Diversification plays a key role in long term investing. Spreading your money so you have a little in a broad number of investments, not a lot in one, can strengthen long term returns and minimise losses.
The latest investor study by the Australian Securities Exchange (ASX) found 40 per cent of investors admit they don’t have a diversified portfolio. Almost one in two investors think their portfolio is diverse, yet hold, on average, less than three different investment products.
As a guide, a recent ASX/Russell report found residential property topped the league table of returns for mainstream investments over the last 10 years, averaging gains of 8.1pc annually. Over the same period, global bonds (hedged) and Australian bonds were the next best performing investments with average annual returns of 7.4pc and 6.1pc respectively.
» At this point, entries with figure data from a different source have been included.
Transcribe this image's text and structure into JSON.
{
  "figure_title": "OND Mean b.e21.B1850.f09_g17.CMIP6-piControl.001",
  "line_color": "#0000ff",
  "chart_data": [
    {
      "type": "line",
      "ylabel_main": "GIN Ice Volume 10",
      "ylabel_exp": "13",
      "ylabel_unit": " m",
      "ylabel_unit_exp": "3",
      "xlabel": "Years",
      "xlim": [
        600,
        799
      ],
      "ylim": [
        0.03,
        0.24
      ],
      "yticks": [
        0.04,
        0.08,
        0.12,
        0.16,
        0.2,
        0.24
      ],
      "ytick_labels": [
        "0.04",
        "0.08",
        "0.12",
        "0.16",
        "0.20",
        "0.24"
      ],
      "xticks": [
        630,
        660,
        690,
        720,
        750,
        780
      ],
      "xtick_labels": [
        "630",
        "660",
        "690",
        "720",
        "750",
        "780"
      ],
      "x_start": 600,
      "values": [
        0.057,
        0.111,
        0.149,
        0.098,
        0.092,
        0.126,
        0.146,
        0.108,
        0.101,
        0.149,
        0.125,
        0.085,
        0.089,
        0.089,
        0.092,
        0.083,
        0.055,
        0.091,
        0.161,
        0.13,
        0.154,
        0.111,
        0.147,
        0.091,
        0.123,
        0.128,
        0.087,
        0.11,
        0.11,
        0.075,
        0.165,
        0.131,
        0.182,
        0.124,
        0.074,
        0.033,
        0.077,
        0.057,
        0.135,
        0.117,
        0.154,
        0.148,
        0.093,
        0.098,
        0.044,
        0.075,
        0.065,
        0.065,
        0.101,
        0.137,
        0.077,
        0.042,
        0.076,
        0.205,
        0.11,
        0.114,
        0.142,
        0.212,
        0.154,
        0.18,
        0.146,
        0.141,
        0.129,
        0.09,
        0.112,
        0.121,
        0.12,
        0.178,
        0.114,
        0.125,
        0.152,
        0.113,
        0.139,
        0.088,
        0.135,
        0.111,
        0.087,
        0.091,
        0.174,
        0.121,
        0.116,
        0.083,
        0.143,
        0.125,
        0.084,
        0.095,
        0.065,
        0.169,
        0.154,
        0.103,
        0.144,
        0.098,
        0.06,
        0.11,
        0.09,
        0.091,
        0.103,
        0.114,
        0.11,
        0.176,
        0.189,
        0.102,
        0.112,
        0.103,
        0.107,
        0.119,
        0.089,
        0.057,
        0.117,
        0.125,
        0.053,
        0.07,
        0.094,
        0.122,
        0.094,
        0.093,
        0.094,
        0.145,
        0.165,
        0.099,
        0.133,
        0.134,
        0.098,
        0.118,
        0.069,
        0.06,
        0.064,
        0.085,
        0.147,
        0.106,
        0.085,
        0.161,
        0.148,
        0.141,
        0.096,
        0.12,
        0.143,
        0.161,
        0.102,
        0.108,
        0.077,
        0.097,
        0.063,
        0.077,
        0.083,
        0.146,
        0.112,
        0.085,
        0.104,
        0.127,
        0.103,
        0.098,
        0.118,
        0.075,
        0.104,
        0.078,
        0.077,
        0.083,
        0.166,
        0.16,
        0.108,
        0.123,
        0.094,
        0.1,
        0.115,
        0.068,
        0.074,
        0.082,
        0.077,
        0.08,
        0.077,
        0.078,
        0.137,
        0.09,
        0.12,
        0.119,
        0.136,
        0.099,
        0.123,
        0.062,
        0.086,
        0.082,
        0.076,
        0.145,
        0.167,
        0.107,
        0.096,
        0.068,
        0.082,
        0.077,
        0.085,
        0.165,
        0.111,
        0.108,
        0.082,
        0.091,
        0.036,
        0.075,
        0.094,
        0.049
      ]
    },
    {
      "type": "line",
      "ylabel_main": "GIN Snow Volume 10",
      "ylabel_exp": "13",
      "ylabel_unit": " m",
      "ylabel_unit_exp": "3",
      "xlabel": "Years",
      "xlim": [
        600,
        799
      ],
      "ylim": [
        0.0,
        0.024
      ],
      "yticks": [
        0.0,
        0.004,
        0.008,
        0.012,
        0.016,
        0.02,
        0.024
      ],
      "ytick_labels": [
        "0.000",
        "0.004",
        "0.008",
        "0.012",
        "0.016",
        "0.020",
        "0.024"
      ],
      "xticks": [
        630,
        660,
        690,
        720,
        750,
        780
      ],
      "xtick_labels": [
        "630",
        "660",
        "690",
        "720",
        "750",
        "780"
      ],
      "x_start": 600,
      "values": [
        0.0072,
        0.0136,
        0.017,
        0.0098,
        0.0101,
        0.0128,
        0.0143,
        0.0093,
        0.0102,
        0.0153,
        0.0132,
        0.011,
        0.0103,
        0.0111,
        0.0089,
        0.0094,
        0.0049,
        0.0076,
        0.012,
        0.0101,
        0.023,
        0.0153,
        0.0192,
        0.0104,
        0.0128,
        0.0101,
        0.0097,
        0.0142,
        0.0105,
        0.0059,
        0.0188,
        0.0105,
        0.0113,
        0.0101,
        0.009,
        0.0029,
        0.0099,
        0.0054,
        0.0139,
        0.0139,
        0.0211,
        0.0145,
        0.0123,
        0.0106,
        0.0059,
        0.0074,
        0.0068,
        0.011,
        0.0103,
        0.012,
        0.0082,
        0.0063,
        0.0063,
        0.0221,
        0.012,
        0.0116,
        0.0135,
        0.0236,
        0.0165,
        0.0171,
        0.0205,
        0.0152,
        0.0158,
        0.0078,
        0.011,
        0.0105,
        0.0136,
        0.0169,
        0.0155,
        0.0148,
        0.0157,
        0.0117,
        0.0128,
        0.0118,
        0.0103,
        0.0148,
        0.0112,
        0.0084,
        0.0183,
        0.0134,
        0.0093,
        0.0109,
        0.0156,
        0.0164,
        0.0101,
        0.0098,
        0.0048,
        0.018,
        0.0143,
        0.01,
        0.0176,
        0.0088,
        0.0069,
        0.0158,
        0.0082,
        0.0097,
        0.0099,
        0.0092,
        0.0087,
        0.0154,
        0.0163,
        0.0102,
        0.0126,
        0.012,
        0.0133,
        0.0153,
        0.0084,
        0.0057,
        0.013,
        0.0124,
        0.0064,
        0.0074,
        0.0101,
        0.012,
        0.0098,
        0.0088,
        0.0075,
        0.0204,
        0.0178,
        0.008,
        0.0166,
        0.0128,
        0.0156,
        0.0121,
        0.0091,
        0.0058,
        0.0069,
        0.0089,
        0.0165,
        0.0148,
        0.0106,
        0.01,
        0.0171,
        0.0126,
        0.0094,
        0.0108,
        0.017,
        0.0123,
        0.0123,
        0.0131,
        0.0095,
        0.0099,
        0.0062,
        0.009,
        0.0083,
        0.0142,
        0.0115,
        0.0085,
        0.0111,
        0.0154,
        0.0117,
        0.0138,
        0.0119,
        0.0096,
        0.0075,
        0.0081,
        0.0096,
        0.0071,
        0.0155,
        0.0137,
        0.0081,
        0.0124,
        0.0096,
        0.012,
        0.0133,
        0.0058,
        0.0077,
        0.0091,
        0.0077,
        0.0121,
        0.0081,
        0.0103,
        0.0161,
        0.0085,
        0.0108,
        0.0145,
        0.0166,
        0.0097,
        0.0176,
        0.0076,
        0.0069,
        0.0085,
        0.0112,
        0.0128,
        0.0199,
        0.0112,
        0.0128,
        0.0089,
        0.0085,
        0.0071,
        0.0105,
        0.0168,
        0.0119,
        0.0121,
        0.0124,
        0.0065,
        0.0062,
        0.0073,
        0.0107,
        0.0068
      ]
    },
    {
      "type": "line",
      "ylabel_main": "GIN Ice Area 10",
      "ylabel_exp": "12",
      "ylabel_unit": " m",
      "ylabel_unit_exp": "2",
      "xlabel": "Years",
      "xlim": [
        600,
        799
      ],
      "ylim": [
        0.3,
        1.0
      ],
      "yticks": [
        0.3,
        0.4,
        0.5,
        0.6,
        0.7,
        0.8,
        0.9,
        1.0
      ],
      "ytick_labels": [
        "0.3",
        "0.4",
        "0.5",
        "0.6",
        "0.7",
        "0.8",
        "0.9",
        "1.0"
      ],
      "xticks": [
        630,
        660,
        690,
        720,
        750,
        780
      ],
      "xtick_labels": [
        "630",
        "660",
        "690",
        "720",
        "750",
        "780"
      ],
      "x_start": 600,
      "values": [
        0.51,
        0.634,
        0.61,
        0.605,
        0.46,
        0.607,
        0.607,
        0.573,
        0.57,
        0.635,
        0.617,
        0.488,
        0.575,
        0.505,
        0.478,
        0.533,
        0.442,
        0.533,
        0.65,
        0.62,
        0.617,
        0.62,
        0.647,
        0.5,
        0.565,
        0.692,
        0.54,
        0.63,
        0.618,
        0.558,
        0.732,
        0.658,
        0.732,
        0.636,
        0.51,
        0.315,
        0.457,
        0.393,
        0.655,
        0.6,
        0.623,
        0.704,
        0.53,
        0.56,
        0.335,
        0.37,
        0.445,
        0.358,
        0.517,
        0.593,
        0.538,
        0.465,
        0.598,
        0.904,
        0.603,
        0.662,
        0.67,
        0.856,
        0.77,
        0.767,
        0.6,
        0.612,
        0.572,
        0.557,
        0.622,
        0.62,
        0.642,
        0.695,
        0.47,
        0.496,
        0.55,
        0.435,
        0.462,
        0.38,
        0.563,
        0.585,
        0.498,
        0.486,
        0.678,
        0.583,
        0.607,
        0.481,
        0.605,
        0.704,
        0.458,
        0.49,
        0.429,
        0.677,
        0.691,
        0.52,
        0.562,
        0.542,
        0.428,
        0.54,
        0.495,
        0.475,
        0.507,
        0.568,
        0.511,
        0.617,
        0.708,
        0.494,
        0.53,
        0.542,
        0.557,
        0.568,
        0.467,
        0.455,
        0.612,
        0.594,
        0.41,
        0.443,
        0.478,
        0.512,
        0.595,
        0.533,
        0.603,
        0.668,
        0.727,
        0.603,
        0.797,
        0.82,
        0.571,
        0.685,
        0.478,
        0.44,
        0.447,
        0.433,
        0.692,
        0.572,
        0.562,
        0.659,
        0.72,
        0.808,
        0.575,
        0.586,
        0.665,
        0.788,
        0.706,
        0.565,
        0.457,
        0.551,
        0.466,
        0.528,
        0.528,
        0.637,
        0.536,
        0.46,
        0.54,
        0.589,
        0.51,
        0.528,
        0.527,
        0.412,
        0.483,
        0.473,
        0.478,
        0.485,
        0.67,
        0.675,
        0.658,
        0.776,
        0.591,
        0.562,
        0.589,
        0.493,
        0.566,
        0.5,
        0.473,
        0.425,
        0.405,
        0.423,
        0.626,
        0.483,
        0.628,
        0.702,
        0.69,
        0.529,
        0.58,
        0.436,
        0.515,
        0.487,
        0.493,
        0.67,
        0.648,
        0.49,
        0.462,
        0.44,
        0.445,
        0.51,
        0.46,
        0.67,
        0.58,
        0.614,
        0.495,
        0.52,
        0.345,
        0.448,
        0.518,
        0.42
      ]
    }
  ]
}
Aussie shares didn’t even make the top four, earning an average of 4.3pc annually over the past decade (though to be fair, this period includes the global downturn when sharemarkets tanked). Cash delivered woeful returns of just 2.8pc annually over the 10-year period.
Investments like bonds, infrastructure (which incidentally returned 13.3pc globally over the last year), or international shares (10.6pc) can be good additions to a portfolio.
These types of investments can be difficult to access as an individual investor, and a managed investment fund – either listed or unlisted, offers an easy way to expand your portfolio into new areas and reap the rewards of diversification.